Monday, August 28, 2006

Off the music video main drag (OkGo and Gnarles Barkley offer alternatives)

The music video is a universally abused form... directors throw visual gimmicks, old tropes, and intense special effects together and shake them, and if they have enough studio backing, they throw the resulting masturbatory vomit onto MTV, where that sort of thing belongs. The ubiquitous tendency of music videos to supernova has overshadowed a little-known fact: music videos can be beautiful and delicate, just like any other developed art form. It's left up to a few thoughtful bands, like Gnarles Barkley and OkGo, to keep proving this by offering alternatives to the overwhelming onslaught of hyperproduced MTV tripe.

Barkley's video, Crazy, and OkGo's music video for Here We Go Again are very different, but I contend that they're both aiming at the same target. By way of very different paths, both videos are stepping off the freight train of music video excess and showcasing a sort of visual minimalism, mobilizing simplicity, symmetry, and continuity to emphasize the strengths of the respective songs.

I mentioned the sweeping differences between these two videos, and I'll examine them from that direction first. The primary difference is production value... Crazy's brilliant, elaborate Rorschach inkblots must have taken hundreds of hours (at a cost of hundreds of thousands of dollars) to tweak and rotoscope on a high-end graphics machine. This kind of work is painfully detailed and time-consuming... I've tried it. I could hardly make the computer spell my damn name. Whatever the time investment, this production value adds up to a smooth, meditative visual effect with a subliminal edge, something that unfolds the same way Cee-Lo's voice unfolds from Danger Mouse's bassy beats.

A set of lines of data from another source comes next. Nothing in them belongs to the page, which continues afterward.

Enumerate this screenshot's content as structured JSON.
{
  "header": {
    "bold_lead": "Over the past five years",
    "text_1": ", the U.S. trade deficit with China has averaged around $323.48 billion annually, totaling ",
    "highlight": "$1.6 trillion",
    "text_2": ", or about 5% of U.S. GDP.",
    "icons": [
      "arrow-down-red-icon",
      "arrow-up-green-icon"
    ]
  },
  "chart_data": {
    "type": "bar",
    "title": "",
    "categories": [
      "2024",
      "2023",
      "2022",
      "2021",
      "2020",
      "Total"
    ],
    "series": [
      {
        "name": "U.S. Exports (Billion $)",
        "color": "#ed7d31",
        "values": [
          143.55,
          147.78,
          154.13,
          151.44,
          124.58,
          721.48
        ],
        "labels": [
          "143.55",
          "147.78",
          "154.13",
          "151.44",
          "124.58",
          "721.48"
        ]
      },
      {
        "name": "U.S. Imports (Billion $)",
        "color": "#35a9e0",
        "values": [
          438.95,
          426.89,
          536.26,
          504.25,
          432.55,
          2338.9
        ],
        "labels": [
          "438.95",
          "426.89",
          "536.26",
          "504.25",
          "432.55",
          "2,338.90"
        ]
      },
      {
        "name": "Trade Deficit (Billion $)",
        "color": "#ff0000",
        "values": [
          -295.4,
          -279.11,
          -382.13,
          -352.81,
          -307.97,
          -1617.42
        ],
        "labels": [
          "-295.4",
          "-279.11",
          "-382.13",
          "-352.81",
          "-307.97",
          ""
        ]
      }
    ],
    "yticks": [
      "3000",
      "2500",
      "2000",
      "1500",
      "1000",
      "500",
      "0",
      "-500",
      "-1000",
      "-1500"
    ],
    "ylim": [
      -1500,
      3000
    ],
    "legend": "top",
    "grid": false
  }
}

OkGo's production value, on the other hand, is basement-dwelling. It looks like the guys spent a few hours messing around with treadmills and a video camera, and that their bizarre, choreographed stroke of genius was the child of their meagerly-funded free time. Note the contrast in the music, and how it reflects in the contrast in production quality... Gnarles Barkley's music is smooth and polished, so the video is the result of a marathon of tinkering and beautification, whereas OkGo's music is freewheeling and spontaneous, so the video is a back-room jaunt of power-pop tomfoolery. In both cases, though, the effect of the minimalism is to distill the essential effect from the visuals so the music is complimented on the most effective level.

Consider some simple similarities, though... both videos are one long cut, with no breaks or interruptions in the cinematic rhythm. Compare that to videos like The Perfect Drug, which jump around madly with no apparent regard for continuity. In the Barkley and the OkGo videos, the image stands on its own, and its pace is enough to keep the watcher's attenion for the whole song. Reznor's video depends entirely on the novelty of each separate image, because no matter how gorgeous your set, you can only watch Trent stand on a statue of a hand for so long.

Another similarity is each video's dependence on symmetry. This one is pretty incidental, but it makes the experience of a video seem more careful, more calculated, and more focused. The unflinching, uncomplicated camera action, designed to emphasize the visual effect of gorgeous symmetrical images, is a welcome change from the flying camera monkey paradigm that we get in videos like Creed's Matrix-obsessed Higher.

Finally (the points are getting less and less interesting) there's the simple fact of sytlistic cohesion in my featured videos. OkGo: one long low-budget camera shot of guys jumping around on treadmills. Gnarles: nothing but shifting monochromatic shapes, drifting in and out according to a surreally intuitive visual logic. These days everybody wants to mix CGI and animation and live shots, which is awesome, sure, like, totally, but it exposes a serious conceptual deficiency in music videos like Freak On a Leash. Korn uses a ton of styles and cinematic gimmicks because they're incapable of developing a visual idea to the point where it makes the overstimulated fans happy.

Now, don't get me wrong... I need my share of aesthetic excess. After all, I'm the guy whose favorite movies include The Rundown and Wild Zero (haven't seen that one? You HAVE to check it out). Still, I want my experience of music to penetrate deeper than my experience of bad film, and music video effects extravaganzas usually make me want to get up and get another soda.

I'm profoundly relieved that there are still innovators, thinking through their aesthetic approaches, making my music video consumption just a little more satisfying.

1 comment:

  1. Well put. As someone who rarely, if EVER, watches music videos, I'm happy to say I could follow along. And I love every video Ok Go does, no matter how low-budget.